Pratley, RE, Ren, K, Milner, MR, Sell, SM
Molecular genetics and metabolism. 2000;(1):19-26
Abstract
Insulin regulates expression and production of leptin in rodents but whether this is also true in humans remains unclear. To test the effects of acute hyperinsulinemia on expression of leptin mRNA in humans, percutaneous needle biopsies of abdominal subcutaneous adipose tissue were performed at baseline and immediately following a 200-min two-step hyperinsulinemic-euglycemic glucose clamp in 16 Pima Indians (8M/8F).
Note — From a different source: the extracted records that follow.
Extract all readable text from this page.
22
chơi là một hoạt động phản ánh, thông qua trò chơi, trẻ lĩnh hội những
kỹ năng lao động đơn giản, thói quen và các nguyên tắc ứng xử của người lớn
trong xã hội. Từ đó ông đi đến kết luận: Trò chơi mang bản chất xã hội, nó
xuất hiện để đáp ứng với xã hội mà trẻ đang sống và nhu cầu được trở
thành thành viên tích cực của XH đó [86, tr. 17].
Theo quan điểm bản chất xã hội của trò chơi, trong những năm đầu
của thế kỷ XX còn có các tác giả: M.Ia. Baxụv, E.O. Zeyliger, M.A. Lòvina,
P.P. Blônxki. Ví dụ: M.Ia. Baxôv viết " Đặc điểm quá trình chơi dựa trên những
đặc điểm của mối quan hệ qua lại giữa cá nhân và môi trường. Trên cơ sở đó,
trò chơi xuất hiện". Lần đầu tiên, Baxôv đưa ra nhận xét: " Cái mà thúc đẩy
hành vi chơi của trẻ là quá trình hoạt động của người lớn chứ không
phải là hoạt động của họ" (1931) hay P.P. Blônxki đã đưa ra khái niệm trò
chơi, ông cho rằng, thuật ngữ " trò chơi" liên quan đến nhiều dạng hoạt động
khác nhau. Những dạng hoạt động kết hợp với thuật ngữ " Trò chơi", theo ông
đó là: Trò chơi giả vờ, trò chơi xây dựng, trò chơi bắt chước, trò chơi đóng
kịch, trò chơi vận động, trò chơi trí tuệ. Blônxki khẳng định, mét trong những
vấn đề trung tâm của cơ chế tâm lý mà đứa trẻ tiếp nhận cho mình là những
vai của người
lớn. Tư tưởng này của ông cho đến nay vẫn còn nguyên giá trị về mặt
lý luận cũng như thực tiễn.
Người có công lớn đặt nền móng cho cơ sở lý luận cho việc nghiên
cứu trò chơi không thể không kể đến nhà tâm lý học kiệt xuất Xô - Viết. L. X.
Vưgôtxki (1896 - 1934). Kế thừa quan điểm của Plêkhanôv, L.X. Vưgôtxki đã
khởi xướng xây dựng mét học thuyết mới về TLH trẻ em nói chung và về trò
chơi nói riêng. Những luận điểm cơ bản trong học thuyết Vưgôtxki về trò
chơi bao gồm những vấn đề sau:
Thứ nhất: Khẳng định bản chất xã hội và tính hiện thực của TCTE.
Leptin mRNA was quantified by reverse transcription, PCR amplification and expressed relative to actin mRNA. Leptin mRNA levels were higher in women than men (25.6 +/- 1.7 v 16.9 +/- 2.1 relative units, P = 0.003) at baseline. Baseline levels were directly related to percentage body fat (r = 0.54, P = 0. 03) and fasting plasma glucose concentrations (r = 0.57, P = 0.02) and were negatively correlated to glucose disposal at physiologic insulin concentrations (750 +/- 40 pmol/L) during the clamp (r = -0. 51, P = 0.04). Acute hyperinsulinemia (final insulin concentration 11560 +/- 950 pmol/L) increased leptin mRNA levels in 13 of 16 individuals an average of 13% (21.3 +/- 1.7 to 24.2 +/- 1.2 relative units, P = 0.01). Changes in leptin mRNA were directly related to glucose disposal rates during physiologic hyperinsulinemia (r = 0.54, P < 0.04). These results suggest that the expression of leptin mRNA is regulated by insulin in humans, as it is in rodents.